Greybox fuzzing is one of the most popular methods for detecting software vulnerabilities, which conducts a biased random search within the program input space. To enhance its effectiveness in achieving deep coverage of program behaviors, greybox fuzzing is often combined with concolic execution, which performs a path-sensitive search over the domain of program inputs. In hybrid fuzzing, conventional greybox fuzzing is followed by concolic execution in an iterative loop, where reachability roadblocks encountered by greybox fuzzing are tackled by concolic execution. However, such hybrid fuzzing still suffers from difficulties conventionally faced by symbolic execution, such as the need for environment modeling and system call support. In this work, we show how to achieve the effect of concolic execution without having to compute and solve symbolic path constraints. When coverage-based greybox fuzzing reaches a roadblock in terms of reaching certain branches, we conduct a slicing on the execution trace and suggest modifications of the input to reach the relevant branches. A Large Language Model (LLM) is used as a solver to generate the modified input for reaching the desired branches. Compared with both the vanilla greybox fuzzer AFL and hybrid fuzzers Intriguer and Qsym, our LLM-based hybrid fuzzer HyLLfuzz (pronounced "hill fuzz") demonstrates superior coverage. Furthermore, the LLM-based concolic execution in HyLLfuzz takes a time that is 4-19 times faster than the concolic execution running in existing hybrid fuzzing tools. This experience shows that LLMs can be effectively inserted into the iterative loop of hybrid fuzzers, to efficiently expose more program behaviors.

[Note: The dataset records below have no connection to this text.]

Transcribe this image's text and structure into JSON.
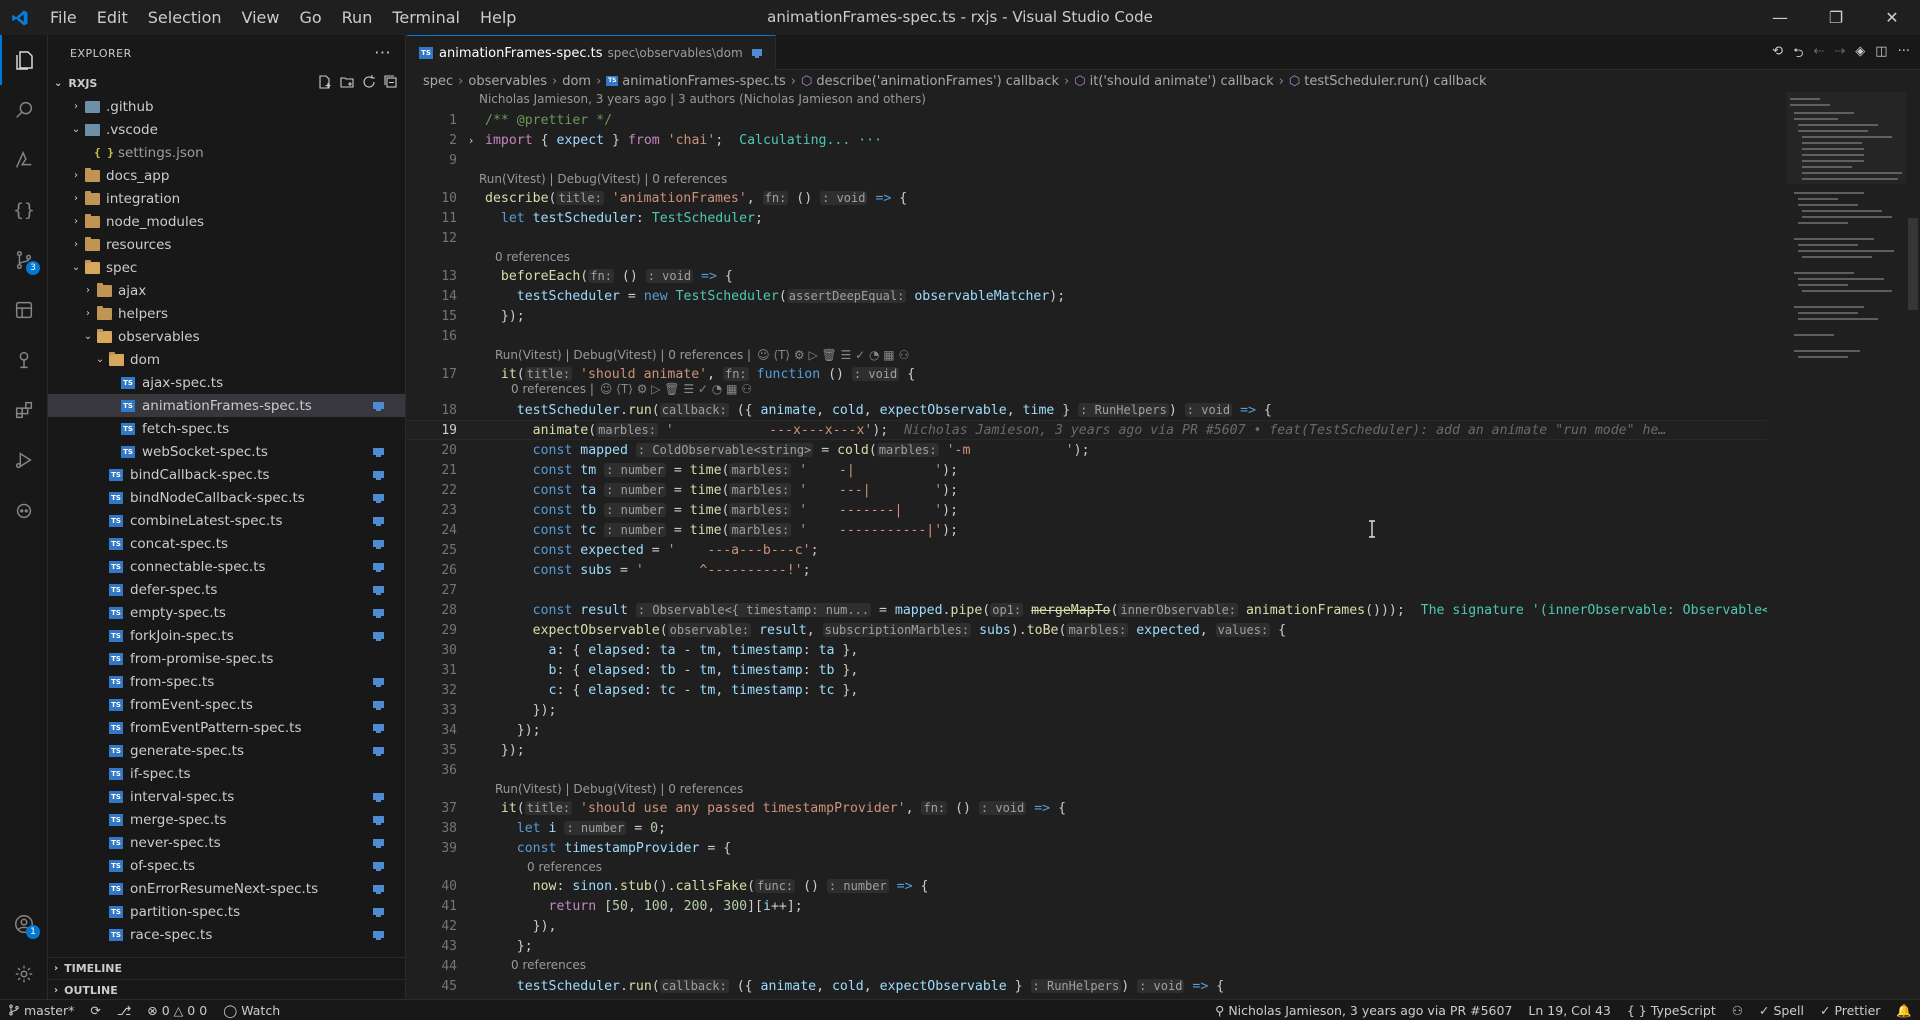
{
  "window": {
    "title": "animationFrames-spec.ts - rxjs - Visual Studio Code"
  },
  "menu": [
    "File",
    "Edit",
    "Selection",
    "View",
    "Go",
    "Run",
    "Terminal",
    "Help"
  ],
  "activity": {
    "scm_badge": "3",
    "accounts_badge": "1"
  },
  "sidebar": {
    "header": "EXPLORER",
    "root": "RXJS",
    "tree": [
      {
        "label": ".github",
        "kind": "gear-folder",
        "depth": 1,
        "chev": "›"
      },
      {
        "label": ".vscode",
        "kind": "gear-folder",
        "depth": 1,
        "chev": "⌄"
      },
      {
        "label": "settings.json",
        "kind": "json",
        "depth": 2,
        "chev": ""
      },
      {
        "label": "docs_app",
        "kind": "folder",
        "depth": 1,
        "chev": "›"
      },
      {
        "label": "integration",
        "kind": "folder",
        "depth": 1,
        "chev": "›"
      },
      {
        "label": "node_modules",
        "kind": "folder",
        "depth": 1,
        "chev": "›"
      },
      {
        "label": "resources",
        "kind": "folder",
        "depth": 1,
        "chev": "›"
      },
      {
        "label": "spec",
        "kind": "folder",
        "depth": 1,
        "chev": "⌄"
      },
      {
        "label": "ajax",
        "kind": "folder",
        "depth": 2,
        "chev": "›"
      },
      {
        "label": "helpers",
        "kind": "folder",
        "depth": 2,
        "chev": "›"
      },
      {
        "label": "observables",
        "kind": "folder",
        "depth": 2,
        "chev": "⌄"
      },
      {
        "label": "dom",
        "kind": "folder",
        "depth": 3,
        "chev": "⌄"
      },
      {
        "label": "ajax-spec.ts",
        "kind": "ts",
        "depth": 4,
        "chev": ""
      },
      {
        "label": "animationFrames-spec.ts",
        "kind": "ts",
        "depth": 4,
        "chev": "",
        "selected": true,
        "dec": true
      },
      {
        "label": "fetch-spec.ts",
        "kind": "ts",
        "depth": 4,
        "chev": ""
      },
      {
        "label": "webSocket-spec.ts",
        "kind": "ts",
        "depth": 4,
        "chev": "",
        "dec": true
      },
      {
        "label": "bindCallback-spec.ts",
        "kind": "ts",
        "depth": 3,
        "chev": "",
        "dec": true
      },
      {
        "label": "bindNodeCallback-spec.ts",
        "kind": "ts",
        "depth": 3,
        "chev": "",
        "dec": true
      },
      {
        "label": "combineLatest-spec.ts",
        "kind": "ts",
        "depth": 3,
        "chev": "",
        "dec": true
      },
      {
        "label": "concat-spec.ts",
        "kind": "ts",
        "depth": 3,
        "chev": "",
        "dec": true
      },
      {
        "label": "connectable-spec.ts",
        "kind": "ts",
        "depth": 3,
        "chev": "",
        "dec": true
      },
      {
        "label": "defer-spec.ts",
        "kind": "ts",
        "depth": 3,
        "chev": "",
        "dec": true
      },
      {
        "label": "empty-spec.ts",
        "kind": "ts",
        "depth": 3,
        "chev": "",
        "dec": true
      },
      {
        "label": "forkJoin-spec.ts",
        "kind": "ts",
        "depth": 3,
        "chev": "",
        "dec": true
      },
      {
        "label": "from-promise-spec.ts",
        "kind": "ts",
        "depth": 3,
        "chev": ""
      },
      {
        "label": "from-spec.ts",
        "kind": "ts",
        "depth": 3,
        "chev": "",
        "dec": true
      },
      {
        "label": "fromEvent-spec.ts",
        "kind": "ts",
        "depth": 3,
        "chev": "",
        "dec": true
      },
      {
        "label": "fromEventPattern-spec.ts",
        "kind": "ts",
        "depth": 3,
        "chev": "",
        "dec": true
      },
      {
        "label": "generate-spec.ts",
        "kind": "ts",
        "depth": 3,
        "chev": "",
        "dec": true
      },
      {
        "label": "if-spec.ts",
        "kind": "ts",
        "depth": 3,
        "chev": ""
      },
      {
        "label": "interval-spec.ts",
        "kind": "ts",
        "depth": 3,
        "chev": "",
        "dec": true
      },
      {
        "label": "merge-spec.ts",
        "kind": "ts",
        "depth": 3,
        "chev": "",
        "dec": true
      },
      {
        "label": "never-spec.ts",
        "kind": "ts",
        "depth": 3,
        "chev": "",
        "dec": true
      },
      {
        "label": "of-spec.ts",
        "kind": "ts",
        "depth": 3,
        "chev": "",
        "dec": true
      },
      {
        "label": "onErrorResumeNext-spec.ts",
        "kind": "ts",
        "depth": 3,
        "chev": "",
        "dec": true
      },
      {
        "label": "partition-spec.ts",
        "kind": "ts",
        "depth": 3,
        "chev": "",
        "dec": true
      },
      {
        "label": "race-spec.ts",
        "kind": "ts",
        "depth": 3,
        "chev": "",
        "dec": true
      }
    ],
    "timeline": "TIMELINE",
    "outline": "OUTLINE"
  },
  "tab": {
    "label": "animationFrames-spec.ts",
    "desc": "spec\\observables\\dom"
  },
  "breadcrumb": [
    "spec",
    "observables",
    "dom",
    "animationFrames-spec.ts",
    "describe('animationFrames') callback",
    "it('should animate') callback",
    "testScheduler.run() callback"
  ],
  "code": {
    "blame_header": "Nicholas Jamieson, 3 years ago | 3 authors (Nicholas Jamieson and others)",
    "lenses": {
      "l10": "Run(Vitest) | Debug(Vitest) | 0 references",
      "l13": "0 references",
      "l17": "Run(Vitest) | Debug(Vitest) | 0 references |",
      "l18": "0 references |",
      "l37": "Run(Vitest) | Debug(Vitest) | 0 references",
      "l40": "0 references",
      "l45": "0 references"
    },
    "blame_inline": "Nicholas Jamieson, 3 years ago via PR #5607 • feat(TestScheduler): add an animate \"run mode\" he…",
    "calculating": "Calculating...",
    "inline_error": "The signature '(innerObservable: Observable<"
  },
  "status": {
    "branch": "master*",
    "errors": "0",
    "warnings": "0",
    "info": "0",
    "watch": "Watch",
    "blame": "Nicholas Jamieson, 3 years ago via PR #5607",
    "position": "Ln 19, Col 43",
    "language": "TypeScript",
    "spell": "Spell",
    "prettier": "Prettier"
  }
}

翻译：灰盒模糊测试是检测软件漏洞最流行的方法之一，它在程序输入空间内执行有偏随机搜索。为了提升其在深度覆盖程序行为方面的有效性，灰盒模糊测试常与具体执行相结合，后者在程序输入域上执行路径敏感搜索。在混合模糊测试中，传统的灰盒模糊测试与具体执行在迭代循环中交替进行，其中灰盒模糊测试遇到的可达性障碍由具体执行处理。然而，此类混合模糊测试仍面临符号执行传统上遇到的困难，例如需要环境建模和系统调用支持。在本工作中，我们展示了如何在不计算和求解符号路径约束的情况下实现具体执行的效果。当基于覆盖率的灰盒模糊测试在到达特定分支方面遇到障碍时，我们对执行轨迹进行切片，并提出修改输入以到达相关分支的建议。使用大型语言模型作为求解器来生成到达目标分支的修改输入。与原始灰盒模糊测试工具AFL以及混合模糊测试工具Intriguer和Qsym相比，我们基于LLM的混合模糊测试工具HyLLfuzz（发音为"hill fuzz"）展现出更优的覆盖率。此外，HyLLfuzz中基于LLM的具体执行耗时比现有混合模糊测试工具中的具体执行快4至19倍。这一实践表明，LLM可有效嵌入混合模糊测试工具的迭代循环中，以高效暴露更多程序行为。